CLUSTERS


Fault recovery in a cluster
Fault recovery is the ability of a IBM® Lotus® Domino™ server to clean up and restart itself after a failure. Fault recovery works well in a Domino cluster. If there is no Domino server to fail over to, fault recovery still ensures that users will have constant access to their data. Even if users fail over to another cluster server, fault recovery increases availability because the failed server becomes available again. In addition, depending on the workload balancing parameters you've set, some users will fail back to the original server when they open new databases.

If you are using an operating system cluster in conjunction with a Domino cluster, the decision about whether or not to use fault recovery depends on how you configured the operating system cluster. If you configured the operating system cluster to fail over on a hardware failure only, fault recovery works well. Fault recovery restarts Domino on its current server, and no operating system fail over occurs.

If you configured your operating system cluster to fail over on both hardware and software failures, you don't need fault recovery because the operating system cluster will restart Domino on another server in the cluster. In fact, you should disable fault recovery so you won't have Domino restarting itself while the operating system cluster is also restarting it. This can lead to problems.

By default, fault recovery is disabled. You enable it in the Server document.
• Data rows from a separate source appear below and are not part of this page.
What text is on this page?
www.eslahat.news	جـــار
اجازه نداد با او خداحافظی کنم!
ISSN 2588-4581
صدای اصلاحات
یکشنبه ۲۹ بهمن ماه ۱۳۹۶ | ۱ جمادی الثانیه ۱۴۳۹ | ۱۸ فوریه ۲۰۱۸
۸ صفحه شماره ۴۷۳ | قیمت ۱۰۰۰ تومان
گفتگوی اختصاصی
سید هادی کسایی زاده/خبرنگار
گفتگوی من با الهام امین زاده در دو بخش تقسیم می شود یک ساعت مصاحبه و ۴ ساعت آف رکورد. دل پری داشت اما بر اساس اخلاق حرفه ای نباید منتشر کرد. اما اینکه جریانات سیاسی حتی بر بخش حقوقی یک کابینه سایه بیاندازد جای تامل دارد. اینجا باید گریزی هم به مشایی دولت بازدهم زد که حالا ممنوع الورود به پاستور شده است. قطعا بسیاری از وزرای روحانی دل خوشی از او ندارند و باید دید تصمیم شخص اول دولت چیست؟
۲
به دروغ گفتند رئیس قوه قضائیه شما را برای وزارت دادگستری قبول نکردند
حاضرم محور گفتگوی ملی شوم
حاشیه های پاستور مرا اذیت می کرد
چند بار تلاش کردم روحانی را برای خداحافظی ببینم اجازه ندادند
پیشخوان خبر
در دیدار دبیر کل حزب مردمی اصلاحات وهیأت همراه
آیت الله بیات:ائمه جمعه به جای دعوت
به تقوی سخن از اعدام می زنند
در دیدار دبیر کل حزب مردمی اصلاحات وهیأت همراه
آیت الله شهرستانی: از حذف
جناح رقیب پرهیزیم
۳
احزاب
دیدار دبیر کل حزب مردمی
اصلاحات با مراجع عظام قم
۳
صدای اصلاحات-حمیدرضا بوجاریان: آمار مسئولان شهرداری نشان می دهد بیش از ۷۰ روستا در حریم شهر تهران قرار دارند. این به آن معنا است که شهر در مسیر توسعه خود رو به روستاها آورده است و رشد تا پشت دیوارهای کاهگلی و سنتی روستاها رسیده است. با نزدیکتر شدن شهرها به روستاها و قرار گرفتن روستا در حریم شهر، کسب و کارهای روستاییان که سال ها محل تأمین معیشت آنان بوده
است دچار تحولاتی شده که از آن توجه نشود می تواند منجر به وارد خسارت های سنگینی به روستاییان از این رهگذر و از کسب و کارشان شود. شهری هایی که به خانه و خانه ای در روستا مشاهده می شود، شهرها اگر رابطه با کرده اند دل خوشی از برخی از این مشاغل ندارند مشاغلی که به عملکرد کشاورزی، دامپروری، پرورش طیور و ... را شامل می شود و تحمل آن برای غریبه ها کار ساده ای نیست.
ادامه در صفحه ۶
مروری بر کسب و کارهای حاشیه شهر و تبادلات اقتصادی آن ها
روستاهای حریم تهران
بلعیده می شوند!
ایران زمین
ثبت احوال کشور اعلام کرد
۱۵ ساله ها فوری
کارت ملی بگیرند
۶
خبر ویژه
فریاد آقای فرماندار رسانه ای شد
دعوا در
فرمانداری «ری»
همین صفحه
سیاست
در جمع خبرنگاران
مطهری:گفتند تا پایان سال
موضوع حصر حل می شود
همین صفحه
1. From the Domino Administrator or the Web Administrator, click the Configuration tab.

2. In the Task pane, expand Server, and click All Server Documents.

3. In the Results pane, select the Server document you want, click Edit Server, and then click the Basics tab.

4. In the Fault Recovery section, choose "Enabled" in the "Automatically Restart Server After Fault/Crash" field.

5. (Optional) Complete any of the following fields that you want.

6. Make any other changes you want to the Server document, and then click Save & Close.